ButonTengah, Penaaktual.id – Bupati Buton Tengah. Dr. Azhari turun langsung bersama kelompok masyarakat pengawas dari Mawasangka, Mawasangka Tengah, dan Mawasangka Timur serta kelompok PAAP Teluk Liana Banggai dalam kegiatan pengawasan sumber daya kelautan dan perikanan di wilayah Teluk Liana Banggai, Minggu (17/5/2026).
Kegiatan tersebut mendapat perhatian masyarakat karena melibatkan berbagai unsur penting daerah, mulai dari Dinas Perikanan, Dinas Pendidikan dan Kebudayaan, Dinas Perhubungan Buton Tengah, Polairud Buton Tengah, Camat Mawasangka Tengah, Kepala Desa Langkomu, hingga Babinsa Kecamatan Mawasangka Tengah.
Pengawasan dilakukan sebagai bagian dari kampanye menjaga ekosistem laut di kawasan Mawasangka Raya, khususnya Teluk Liana Banggai, agar tetap lestari dan mampu menopang kehidupan masyarakat pesisir secara berkelanjutan.

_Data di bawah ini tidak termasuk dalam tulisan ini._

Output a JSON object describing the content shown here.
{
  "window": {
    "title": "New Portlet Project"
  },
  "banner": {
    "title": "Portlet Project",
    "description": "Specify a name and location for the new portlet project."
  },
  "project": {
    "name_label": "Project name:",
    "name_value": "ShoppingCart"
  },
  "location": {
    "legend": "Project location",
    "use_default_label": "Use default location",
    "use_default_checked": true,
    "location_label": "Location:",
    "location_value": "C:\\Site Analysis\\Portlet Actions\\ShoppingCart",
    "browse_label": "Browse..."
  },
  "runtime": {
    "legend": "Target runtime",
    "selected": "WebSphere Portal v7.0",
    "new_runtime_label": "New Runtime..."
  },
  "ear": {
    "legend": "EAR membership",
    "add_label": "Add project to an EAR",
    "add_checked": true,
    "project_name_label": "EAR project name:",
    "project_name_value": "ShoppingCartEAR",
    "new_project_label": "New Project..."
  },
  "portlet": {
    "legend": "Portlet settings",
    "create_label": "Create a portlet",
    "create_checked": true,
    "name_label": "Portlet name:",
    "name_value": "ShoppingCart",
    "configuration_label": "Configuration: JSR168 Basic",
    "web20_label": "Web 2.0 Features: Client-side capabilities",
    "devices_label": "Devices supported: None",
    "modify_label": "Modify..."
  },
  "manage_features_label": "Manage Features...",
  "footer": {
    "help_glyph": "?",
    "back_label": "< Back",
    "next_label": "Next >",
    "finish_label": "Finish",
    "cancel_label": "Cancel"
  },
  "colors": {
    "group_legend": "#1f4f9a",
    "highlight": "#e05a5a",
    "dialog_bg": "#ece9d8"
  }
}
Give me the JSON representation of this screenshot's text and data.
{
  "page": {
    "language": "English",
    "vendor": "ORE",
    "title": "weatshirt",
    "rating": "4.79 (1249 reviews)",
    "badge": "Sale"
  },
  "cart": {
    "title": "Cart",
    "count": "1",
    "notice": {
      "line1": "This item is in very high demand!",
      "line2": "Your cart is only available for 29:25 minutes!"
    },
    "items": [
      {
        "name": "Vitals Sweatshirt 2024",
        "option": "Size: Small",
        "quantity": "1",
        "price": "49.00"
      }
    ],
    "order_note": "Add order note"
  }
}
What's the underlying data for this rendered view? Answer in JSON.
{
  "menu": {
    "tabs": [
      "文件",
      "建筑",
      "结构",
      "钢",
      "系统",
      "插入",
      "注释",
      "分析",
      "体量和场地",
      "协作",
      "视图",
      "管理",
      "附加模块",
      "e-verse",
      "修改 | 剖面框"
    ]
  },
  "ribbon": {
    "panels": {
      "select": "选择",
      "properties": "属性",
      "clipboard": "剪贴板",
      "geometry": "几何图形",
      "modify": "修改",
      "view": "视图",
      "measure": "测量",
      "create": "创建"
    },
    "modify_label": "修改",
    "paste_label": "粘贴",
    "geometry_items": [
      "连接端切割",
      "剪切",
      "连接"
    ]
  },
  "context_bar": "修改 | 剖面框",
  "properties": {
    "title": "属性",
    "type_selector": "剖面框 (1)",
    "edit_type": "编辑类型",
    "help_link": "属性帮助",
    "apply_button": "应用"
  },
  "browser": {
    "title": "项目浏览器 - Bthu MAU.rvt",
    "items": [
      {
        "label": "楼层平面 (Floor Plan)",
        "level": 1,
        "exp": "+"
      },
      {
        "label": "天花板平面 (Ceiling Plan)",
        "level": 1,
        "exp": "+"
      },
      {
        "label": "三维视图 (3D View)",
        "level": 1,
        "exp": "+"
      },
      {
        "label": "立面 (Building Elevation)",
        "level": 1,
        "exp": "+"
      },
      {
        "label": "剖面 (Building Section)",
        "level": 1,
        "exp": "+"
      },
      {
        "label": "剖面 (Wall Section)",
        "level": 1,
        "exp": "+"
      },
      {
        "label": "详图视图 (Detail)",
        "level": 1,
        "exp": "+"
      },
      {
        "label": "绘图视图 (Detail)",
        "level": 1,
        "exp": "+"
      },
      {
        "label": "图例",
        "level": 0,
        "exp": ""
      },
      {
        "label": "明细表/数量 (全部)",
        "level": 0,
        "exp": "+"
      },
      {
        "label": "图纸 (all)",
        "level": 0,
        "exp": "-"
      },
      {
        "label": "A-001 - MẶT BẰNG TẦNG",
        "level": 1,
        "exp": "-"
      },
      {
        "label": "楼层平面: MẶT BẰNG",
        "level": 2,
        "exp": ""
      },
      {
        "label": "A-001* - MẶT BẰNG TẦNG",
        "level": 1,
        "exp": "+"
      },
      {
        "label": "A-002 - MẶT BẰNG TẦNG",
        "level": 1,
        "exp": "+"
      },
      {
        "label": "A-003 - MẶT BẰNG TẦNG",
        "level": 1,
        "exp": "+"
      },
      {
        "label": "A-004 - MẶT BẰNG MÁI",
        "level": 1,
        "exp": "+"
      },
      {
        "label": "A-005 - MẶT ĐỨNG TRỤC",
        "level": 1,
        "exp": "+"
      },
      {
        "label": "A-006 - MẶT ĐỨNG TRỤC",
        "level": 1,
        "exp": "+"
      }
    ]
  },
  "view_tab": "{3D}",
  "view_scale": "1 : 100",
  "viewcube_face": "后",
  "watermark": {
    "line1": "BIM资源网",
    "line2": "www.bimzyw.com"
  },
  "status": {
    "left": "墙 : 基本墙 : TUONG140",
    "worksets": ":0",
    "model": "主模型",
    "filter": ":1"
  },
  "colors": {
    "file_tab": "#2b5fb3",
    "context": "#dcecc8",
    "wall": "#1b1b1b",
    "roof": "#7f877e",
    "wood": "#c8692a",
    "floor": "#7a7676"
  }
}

Kegiatan itu juga menjadi agenda rutin kelompok PAAP yang selama ini aktif mengedukasi masyarakat mengenai pentingnya pemanfaatan sumber daya laut secara bijak.
Dalam pelaksanaannya, tim pengawasan mendata para pengguna sumber daya perikanan sekaligus memberikan sosialisasi mengenai regulasi penangkapan ikan kepada nelayan yang ditemui di lapangan. Langkah tersebut dilakukan untuk mendorong praktik penangkapan ikan yang ramah lingkungan dan bertanggung jawab.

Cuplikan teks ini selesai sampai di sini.